MONTREAL/CHICAGO 3 (Reuters) - Canadian Pacific Railway Ltd (CP.TO) said on Wednesday it is looking at all legal options in response to what it described as concerted efforts by certain U.S. railroads to block its proposed merger with Norfolk Southern Corp (NSC.N).
“It is unfortunate that CP must consider the use of litigation to ensure a level playing field and protect its rights,” CP, Canada’s second-largest railroad, said in a statement.
CP’s $28 billion plan to buy Norfolk Southern has garnered support from more than 80 shippers, but is being opposed by Norfolk Southern and a number of industry groups and other rail customers.
Some U.S. railroads said on Wednesday they were not participating in any anti-competitive activities.
“CSX (CSX.O) has not been part of, nor is it aware of, any anti-competitive activities related to mergers, or otherwise, in the railroad industry,” spokeswoman Melanie Cost said by email.
A spokesman for BNSF Railway Co [BNISF.UL] declined to comment.
CP has previously raised concerns that U.S. railroads were working collectively to oppose its proposed merger with Norfolk Southern. In January, CP said in a statement that it asked the U.S. Department of Justice to “review” the actions of certain railroads “who have stated publicly that they are organizing a collective campaign” to block industry mergers.
A CP spokesman said on Wednesday that the railroad has not been in contact with the Department of Justice since sending that request.
The proposed merger, announced in November, would come under regulatory scrutiny from the Surface Transportation Board over its impact on the U.S. rail market, in particular the possibility it could spark competition-crushing rival deals, according to former regulators and analysts.
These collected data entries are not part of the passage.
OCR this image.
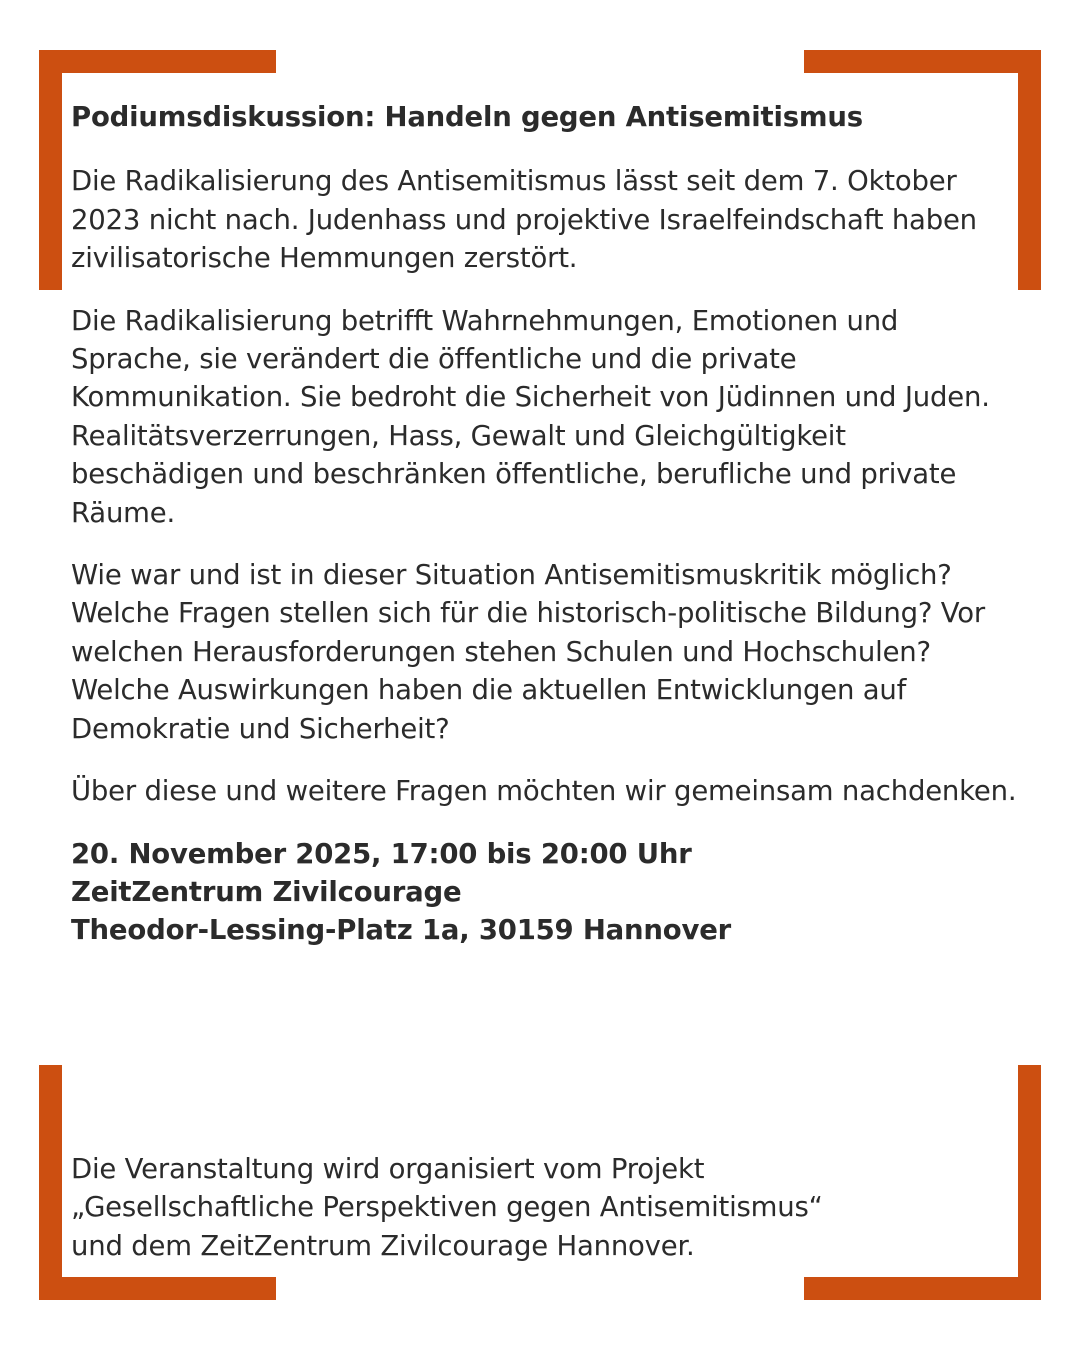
Podiumsdiskussion: Handeln gegen Antisemitismus

Die Radikalisierung des Antisemitismus lässt seit dem 7. Oktober 2023 nicht nach. Judenhass und projektive Israelfeindschaft haben zivilisatorische Hemmungen zerstört.

Die Radikalisierung betrifft Wahrnehmungen, Emotionen und Sprache, sie verändert die öffentliche und die private Kommunikation. Sie bedroht die Sicherheit von Jüdinnen und Juden. Realitätsverzerrungen, Hass, Gewalt und Gleichgültigkeit beschädigen und beschränken öffentliche, berufliche und private Räume.

Wie war und ist in dieser Situation Antisemitismuskritik möglich? Welche Fragen stellen sich für die historisch-politische Bildung? Vor welchen Herausforderungen stehen Schulen und Hochschulen? Welche Auswirkungen haben die aktuellen Entwicklungen auf Demokratie und Sicherheit?

Über diese und weitere Fragen möchten wir gemeinsam nachdenken.

20. November 2025, 17:00 bis 20:00 Uhr
ZeitZentrum Zivilcourage
Theodor-Lessing-Platz 1a, 30159 Hannover
Die Veranstaltung wird organisiert vom Projekt
„Gesellschaftliche Perspektiven gegen Antisemitismus“
und dem ZeitZentrum Zivilcourage Hannover.
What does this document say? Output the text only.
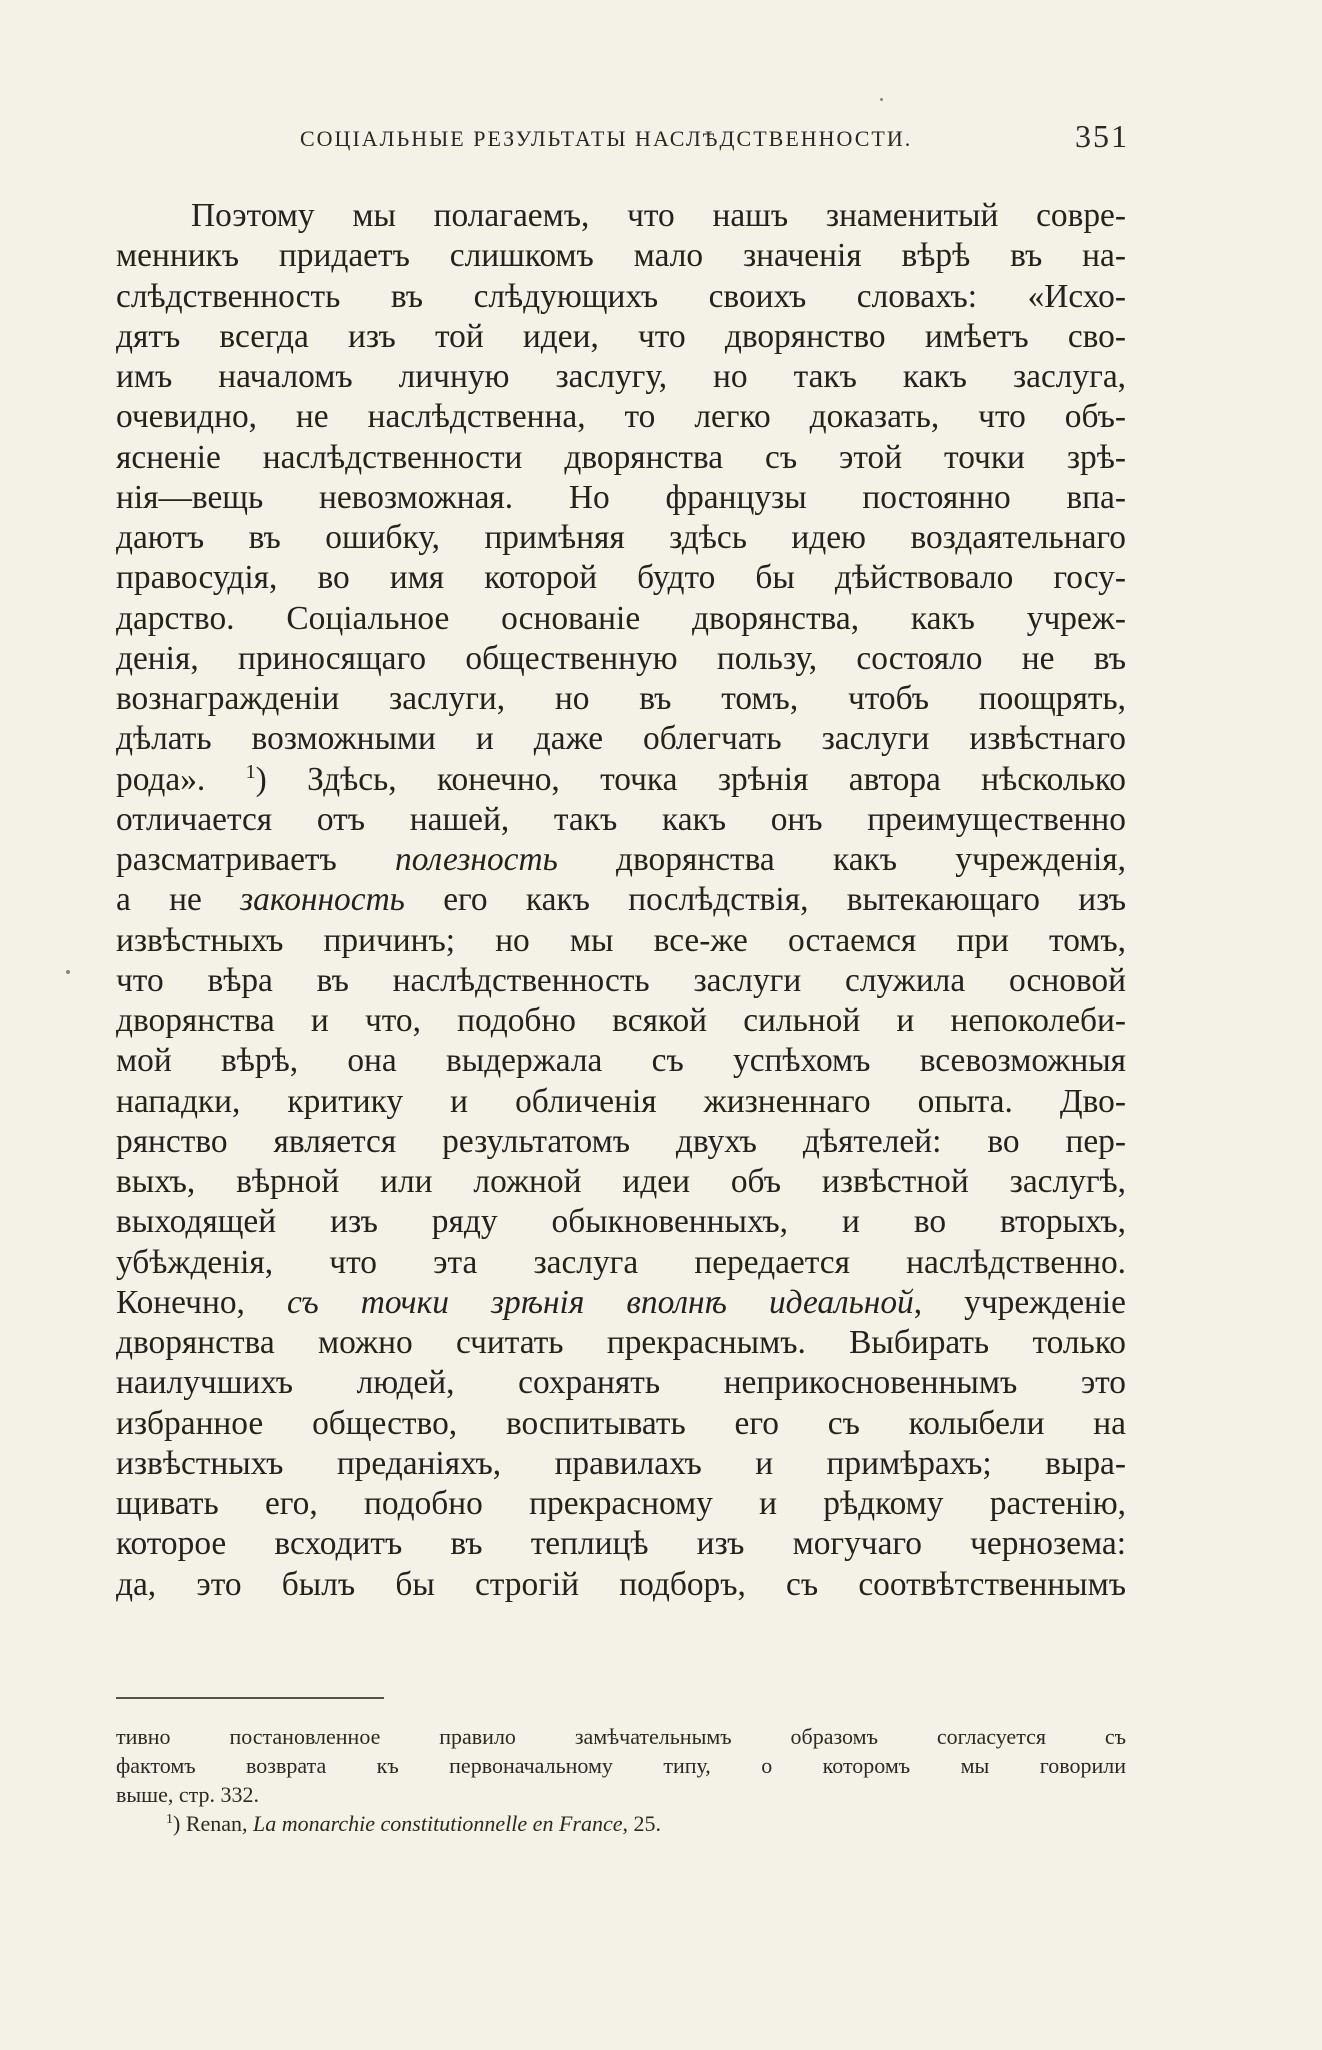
СОЦІАЛЬНЫЕ РЕЗУЛЬТАТЫ НАСЛѢДСТВЕННОСТИ.	351
Поэтому мы полагаемъ, что нашъ знаменитый совре-
менникъ придаетъ слишкомъ мало значенія вѣрѣ въ на-
слѣдственность въ слѣдующихъ своихъ словахъ: «Исхо-
дятъ всегда изъ той идеи, что дворянство имѣетъ сво-
имъ началомъ личную заслугу, но такъ какъ заслуга,
очевидно, не наслѣдственна, то легко доказать, что объ-
ясненіе наслѣдственности дворянства съ этой точки зрѣ-
нія—вещь невозможная. Но французы постоянно впа-
даютъ въ ошибку, примѣняя здѣсь идею воздаятельнаго
правосудія, во имя которой будто бы дѣйствовало госу-
дарство. Соціальное основаніе дворянства, какъ учреж-
денія, приносящаго общественную пользу, состояло не въ
вознагражденіи заслуги, но въ томъ, чтобъ поощрять,
дѣлать возможными и даже облегчать заслуги извѣстнаго
рода». $^1$) Здѣсь, конечно, точка зрѣнія автора нѣсколько
отличается отъ нашей, такъ какъ онъ преимущественно
разсматриваетъ полезность дворянства какъ учрежденія,
а не законность его какъ послѣдствія, вытекающаго изъ
извѣстныхъ причинъ; но мы все-же остаемся при томъ,
что вѣра въ наслѣдственность заслуги служила основой
дворянства и что, подобно всякой сильной и непоколеби-
мой вѣрѣ, она выдержала съ успѣхомъ всевозможныя
нападки, критику и обличенія жизненнаго опыта. Дво-
рянство является результатомъ двухъ дѣятелей: во пер-
выхъ, вѣрной или ложной идеи объ извѣстной заслугѣ,
выходящей изъ ряду обыкновенныхъ, и во вторыхъ,
убѣжденія, что эта заслуга передается наслѣдственно.
Конечно, съ точки зрѣнія вполнѣ идеальной, учрежденіе
дворянства можно считать прекраснымъ. Выбирать только
наилучшихъ людей, сохранять неприкосновеннымъ это
избранное общество, воспитывать его съ колыбели на
извѣстныхъ преданіяхъ, правилахъ и примѣрахъ; выра-
щивать его, подобно прекрасному и рѣдкому растенію,
которое всходитъ въ теплицѣ изъ могучаго чернозема:
да, это былъ бы строгій подборъ, съ соотвѣтственнымъ
тивно постановленное правило замѣчательнымъ образомъ согласуется съ
фактомъ возврата къ первоначальному типу, о которомъ мы говорили
выше, стр. 332.
$^1$) Renan, La monarchie constitutionnelle en France, 25.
It would be the first deal reviewed by the STB since the U.S. rail regulator rewrote merger rules in 2001.
Canadian Pacific said on Wednesday that it has asked the STB for an order that would confirm the viability of a voting trust, the complex deal structure that it intends to use in its proposed takeover of Norfolk Southern. In February, CP said it would seek an STB order on the rarely used structure, which would allow Canadian Pacific and Norfolk Southern to remain independent until their merger wins regulatory approval, but yet allows the U.S. railroad’s shareholders to be paid before the deal closes.
On Tuesday, the Wall Street Journal reported that Canadian Pacific approached CSX in January about a takeover, but the railroad rebuffed CP’s advances.